6. May Reduce the Risk of Oral Cancers
To date, there isn’t enough human evidence to suggest that dental probiotics can prevent cancer. However, a 2020 review of multiple animal studies observed that probiotics—specifically L. salivarius REN—slow the progression of oral cancer.
Do Dental Probiotics Really Work?
There are decades of evidence to suggest that probiotic bacteria improve your dental health. However, more long-term clinical trials are needed to determine whether dental probiotics are a proven means to treat and prevent oral diseases.
“Several health-promoting effects of probiotic bacteria are well documented, and there is no reason to restrict the use of probiotic products because their effects on oral health are not yet well understood,” says Anna Haukioja in the European Journal of Dentistry.
What’s the Link Between Your Oral Microbiome and Your Gut Microbiome?
Your oral microbiome and gut microbiome are a dynamic duo that works together in fascinating ways. Here are just a few examples:
- Swallowing and Traveling: Some of the bacteria in your mouth end up in your stomach through the process of swallowing. So, whatever's happening in your oral microbiome can influence what's going on in your gut.
- Immune System Cross-Talk: When your immune system encounters microbes in the mouth or gut, it learns to recognize them. Accordingly, the health of one microbiome can influence the immune response in the other.
- Digestive Health: Your oral and gut microbiomes both play roles in digestion. For example, some bacteria in your mouth start breaking down food, and the byproducts of this process can affect the environment in your gut.

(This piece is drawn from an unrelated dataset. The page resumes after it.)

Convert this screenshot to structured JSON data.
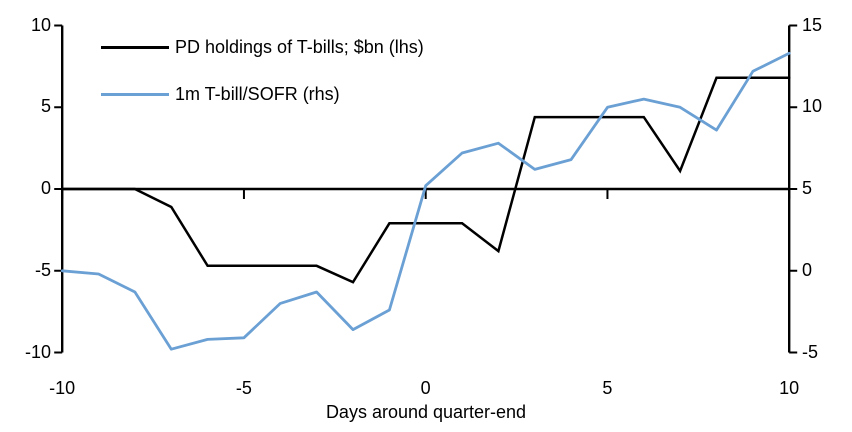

- Disease Connections: Imbalances in one microbiome can contribute to issues in the other. For example, certain oral bacteria have been linked to conditions like inflammatory bowel disease (IBD) and rheumatoid arthritis.

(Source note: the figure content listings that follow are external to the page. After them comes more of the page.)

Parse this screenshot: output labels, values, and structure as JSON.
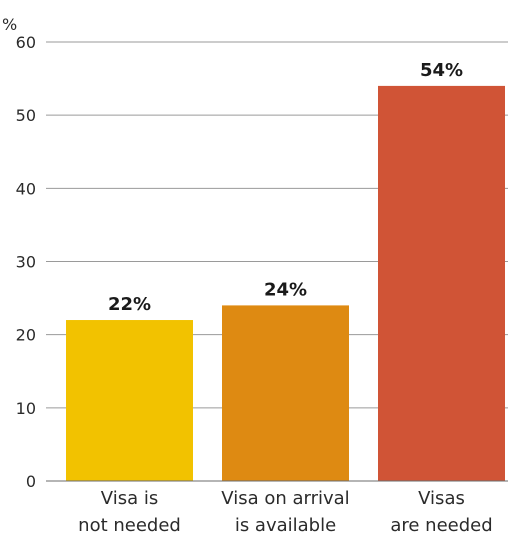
{
  "chart_data": {
    "type": "bar",
    "unit_label": "%",
    "categories": [
      [
        "Visa is",
        "not needed"
      ],
      [
        "Visa on arrival",
        "is available"
      ],
      [
        "Visas",
        "are needed"
      ]
    ],
    "values": [
      22,
      24,
      54
    ],
    "value_labels": [
      "22%",
      "24%",
      "54%"
    ],
    "colors": [
      "#f2c200",
      "#de8a12",
      "#d05436"
    ],
    "ylim": [
      0,
      60
    ],
    "yticks": [
      0,
      10,
      20,
      30,
      40,
      50,
      60
    ],
    "grid": true,
    "legend": "none",
    "title": "",
    "xlabel": "",
    "ylabel": ""
  }
}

How to Add Dental Probiotics to Your Routine
The best way to stay on top of your oral hygiene is to brush your teeth twice daily, floss daily, and go in for dental check-ups twice a year. Once you have those basics covered, you can focus on working dental probiotics into your routine.

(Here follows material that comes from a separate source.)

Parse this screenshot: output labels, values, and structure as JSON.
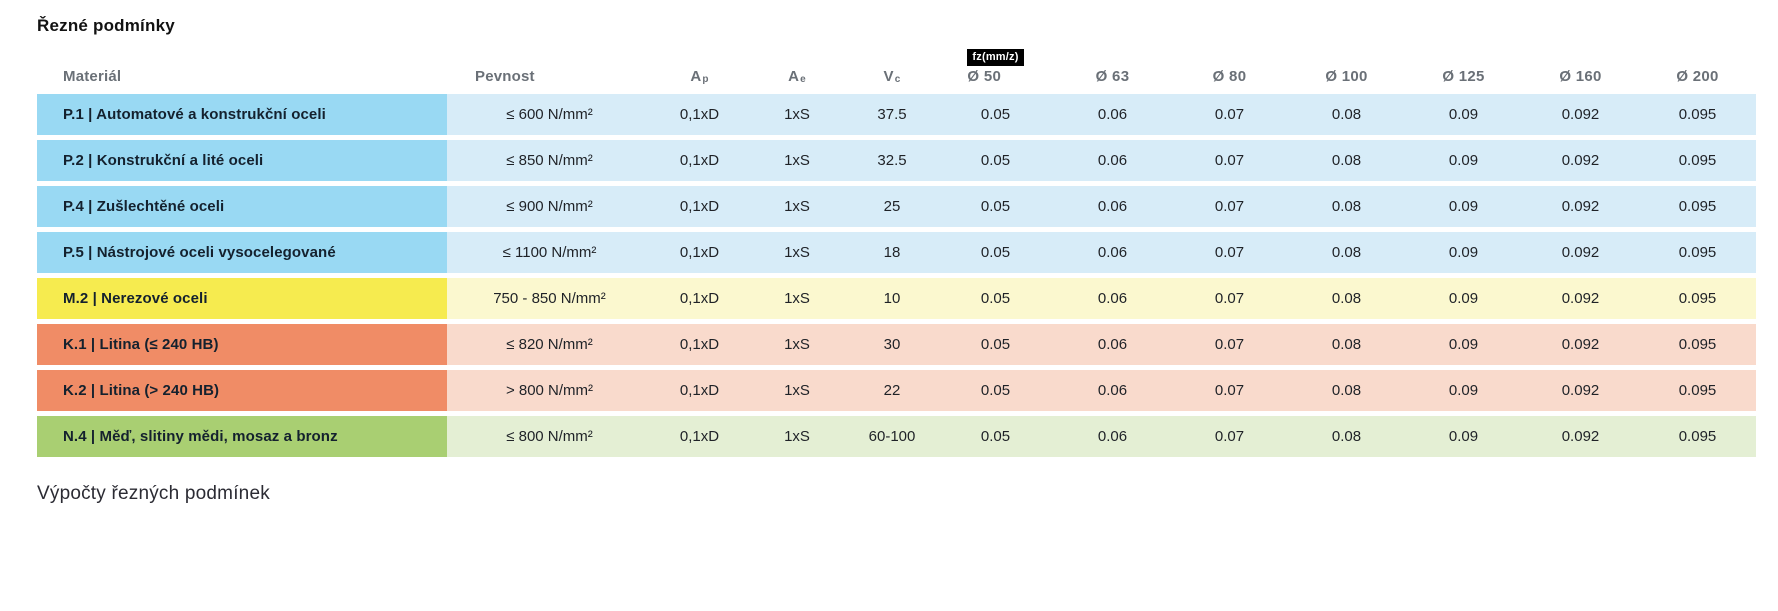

The most efficient way to increase your intake of dental probiotics is through dietary supplements. Dental probiotics come in the form of chewable tablets, capsules, gummies, lozenges, and powders.
You can also increase the presence of probiotics in your oral microbiome by eating these probiotic-rich foods:
- Cultured cottage cheese
- Kombucha (a fermented tea)
- Dark chocolate
- Cheeses, especially soft cheeses
- Almond butter
- Pickled cucumbers or other fermented vegetables
- Probiotic milk
- Sourdough bread
- Kefir (a fermented milk drink)
There you have it—so many of us grew up trying to avoid the wrong foods for our teeth. But as you can see, it’s also important to embrace the right foods to stay on top of your oral health.